Cuenta la leyenda que una buena mañana del siglo XVIII,
en Potsdam, el Rey Federico II “El Grande” de Prusia, estaba molesto porque un molino cercano a su palacio
de Sanssouci afeaba el paisaje.
Bien es sabido que el capricho de
los reyes no tenía límites, y por ello, de inmediato, quiso Federico comprar al
molinero – hombre honesto y orgulloso de su propiedad adquirida a lo largo de
años de tenaz esfuerzo- su molino, por lo que envió a un edecán a que lo comprara por el doble de su
valor, para luego demolerlo.
Al regresar el emisario real con la oferta rechazada, el rey Federico II
de Prusia se dirigió al molinero, duplicando la oferta anterior. Y como éste volviera a declinar
la oferta de Su Majestad, Federico II de Prusia se retiró advirtiéndole solemnemente que
si al finalizar el día no aceptaba por fin la oferta perdería todo, pues
a la mañana siguiente firmaría
un decreto expropiando el molino sin compensación alguna.

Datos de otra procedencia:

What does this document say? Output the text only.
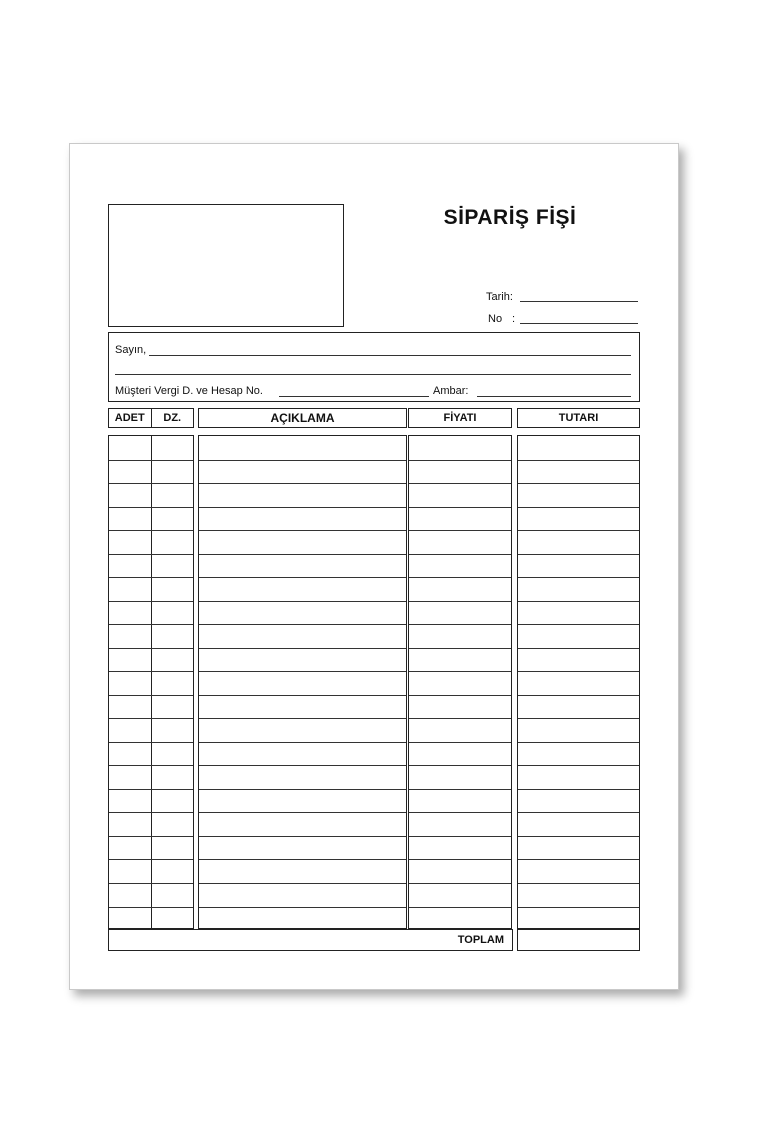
SİPARİŞ FİŞİ
Tarih:
No :
Sayın,
Müşteri Vergi D. ve Hesap No.	Ambar:
ADET	DZ.	AÇIKLAMA	FİYATI	TUTARI
TOPLAM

Al anochecer el molinero se
presentó en el palacio y el Rey lo recibió, preguntándole si comprendía ya cuán justo y generoso
había sido con él. Sin embargo, el campesino se descubrió y entregó a
Federico II una orden
judicial que prohibía a la Corona expropiar y demoler un molino sólo por
capricho personal.
Y mientras Federico II leía en
voz alta la medida cautelar, funcionarios y cortesanos temblaban imaginando la furia que desataría contra
el terco campesino y el temerario Magistrado.
Pero
concluida la lectura de la resolución judicial, y ante el asombro de todos,
Federico “El Grande” levantó la mirada y declaró: “Veo con alborozo que aún hay
jueces en Berlín”. Saludó al molinero y se retiró visiblemente satisfecho por el
funcionamiento institucional de su reino, aseguran los cronistas de palacio.